Wide variations in niacin requirements have been reported. Cunha (1982) lists a number of factors that influence niacin requirements: (1) genetic differences that can influence niacin needs; (2) selection for poultry with increased production levels; (3) the ability to synthesize niacin from tryptophan; (4) increased stress and subclinical disease level on the farm because of closer and more frequent contact between poultry in confinement; (5) trend toward more intensified operations, which may lessen opportunity for coprophagy; (6) newer methods of handling and processing feeds, which may affect niacin and tryptophan level and availability; (7) various nutrient interrelationships including amino acid imbalances; and (8) molds and antimetabolites in feeds that can increase certain niacin and tryptophan needs. Blair (1993) also suggests that increased stress associated with intensive production practices and disease influences niacin requirements. Rapidly growing broiler chicks require more niacin because of the faster gains of modern strains of birds as compared with more historical populations.

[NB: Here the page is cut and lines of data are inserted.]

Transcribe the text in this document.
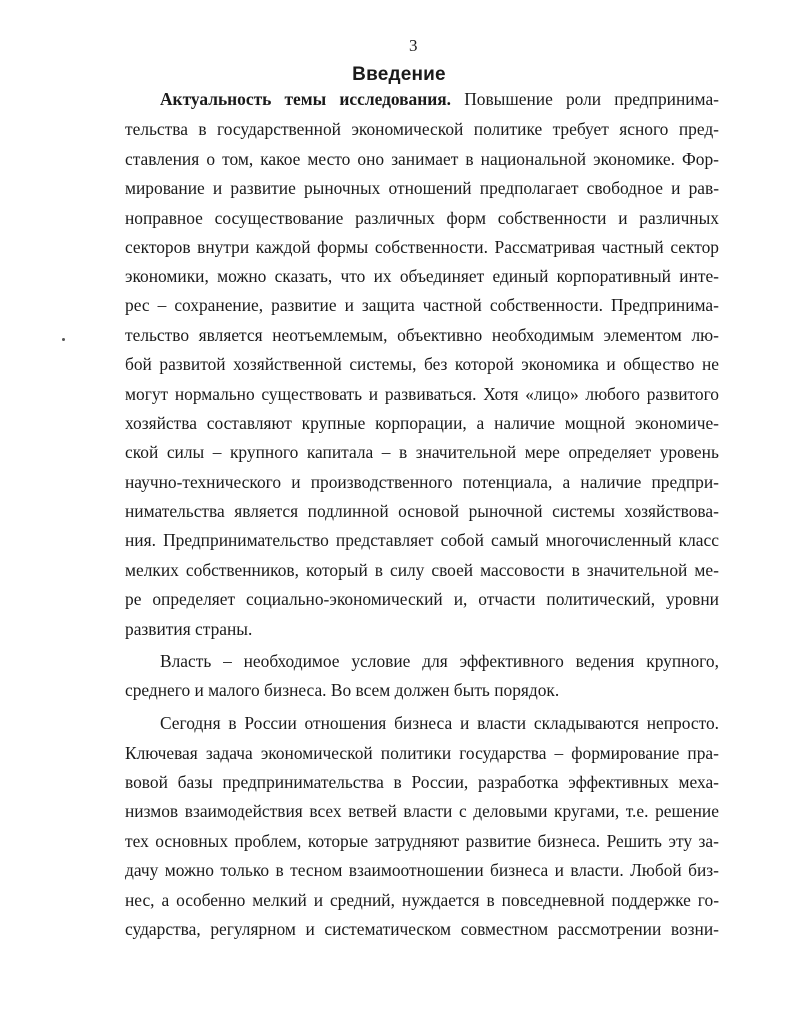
3
Введение
Актуальность темы исследования. Повышение роли предпринима-
тельства в государственной экономической политике требует ясного пред-
ставления о том, какое место оно занимает в национальной экономике. Фор-
мирование и развитие рыночных отношений предполагает свободное и рав-
ноправное сосуществование различных форм собственности и различных
секторов внутри каждой формы собственности. Рассматривая частный сектор
экономики, можно сказать, что их объединяет единый корпоративный инте-
рес – сохранение, развитие и защита частной собственности. Предпринима-
тельство является неотъемлемым, объективно необходимым элементом лю-
бой развитой хозяйственной системы, без которой экономика и общество не
могут нормально существовать и развиваться. Хотя «лицо» любого развитого
хозяйства составляют крупные корпорации, а наличие мощной экономиче-
ской силы – крупного капитала – в значительной мере определяет уровень
научно-технического и производственного потенциала, а наличие предпри-
нимательства является подлинной основой рыночной системы хозяйствова-
ния. Предпринимательство представляет собой самый многочисленный класс
мелких собственников, который в силу своей массовости в значительной ме-
ре определяет социально-экономический и, отчасти политический, уровни
развития страны.
Власть – необходимое условие для эффективного ведения крупного,
среднего и малого бизнеса. Во всем должен быть порядок.
Сегодня в России отношения бизнеса и власти складываются непросто.
Ключевая задача экономической политики государства – формирование пра-
вовой базы предпринимательства в России, разработка эффективных меха-
низмов взаимодействия всех ветвей власти с деловыми кругами, т.е. решение
тех основных проблем, которые затрудняют развитие бизнеса. Решить эту за-
дачу можно только в тесном взаимоотношении бизнеса и власти. Любой биз-
нес, а особенно мелкий и средний, нуждается в повседневной поддержке го-
сударства, регулярном и систематическом совместном рассмотрении возни-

Animal species differ widely in ability to synthesize niacin from tryptophan. From a variety of experiments, approximately 60 mg of tryptophan is estimated to be equivalent to 1 mg of niacin in humans, while the rat is more efficient at a conversion rate of 35 to 50 mg of tryptophan required. Baker et al. (1973) suggested a conversion factor of 45 mg of tryptophan to 1 mg niacin in the young chick. Conversion efficiency is probably due to inherent differences in liver levels of picolinic acid carboxylase, the enzyme that diverts one of the intermediates (2-amino, 2-acroleylfumaric acid) toward the glutaryl-CoA pathway instead of allowing this compound to condense to quinolinic acid, the immediate precursor of nicotinic acid. Picolinic acid carboxylase in livers of various species has a very close inverse relationship to experimentally determined niacin requirements. Iron deficiency reduced tryptophan utilization for niacin synthesis (Oduho et al., 1994). For chickens, tryptophan conversion to niacin activity during an iron deficiency was a ratio of 56:1, but with an iron-adequate diet, 42:1.

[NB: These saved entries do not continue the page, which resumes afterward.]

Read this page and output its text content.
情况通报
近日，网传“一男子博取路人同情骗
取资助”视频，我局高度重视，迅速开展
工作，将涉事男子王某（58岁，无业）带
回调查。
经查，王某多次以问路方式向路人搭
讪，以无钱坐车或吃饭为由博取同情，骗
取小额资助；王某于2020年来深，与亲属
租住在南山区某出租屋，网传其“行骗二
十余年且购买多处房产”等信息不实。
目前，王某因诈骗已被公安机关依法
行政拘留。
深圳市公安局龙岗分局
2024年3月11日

Chicks have a conversion ratio of tryptophan:nicotinic ratio of 45 to 50:1 (Baker et al., 1973), while turkeys, with higher levels of picolinic acid, have conversion rates of 102:1 to 119:1 (Ruiz and Harms, 1988). The duck has a very high niacin requirement (approximately twice as high as chickens), with considerably higher levels of picolinic acid carboxylase activity (Scott et al., 1982). Chen et al. (1996) recently compared efficiency of conversion of tryptophan: nicotinic acid between ducklings and chicks. The results indicated tryptophan to nicotinic acid ratios of 181:1 for Pekin ducklings, 172:1 for Mule ducklings and 47:1 for broiler chicks. Liver picolinic acid carboxylase (PAC) activity was four to five times higher in ducklings than in chickens.
The NRC (1994) recommends from 10 to 65 mg of niacin per kg (4.5 to 29.5 mg per lb) of feed for various classes of poultry. For turkeys, the requirement is quite wide, varying from 40 to 60 mg per kg (18.2 to 27.3 mg per lb). Harms et al. (1988) reported that 23.6 mg per kg (10.7 mg per lb) of niacin from a corn-soybean diet was sufficient for maximum egg production and hatchability in turkeys. However, body and egg weights were significantly increased when 8.4 and 16.7 mg per kg of niacin were added (3.8 and 7.5 mg per lb) to the diet, respectively. Wen-Jie et al. (1995) suggested that 60 mg per kg (27.3 mg per lb) of niacin would be adequate for broiler chickens fed on a diet containing 0.25% tryptophan and 28.3 mg per kg niacin (12.9 mg per lb), respectively, from hatching to four weeks old, and 0.22% tryptophan and 25.8 mg per kg niacin (11.7 mg per lb) at five to seven weeks old. In another study with broilers, the niacin requirement was determined to be 80 mg per kg (36.4 mg per lb) feed (Whitehead, 2000).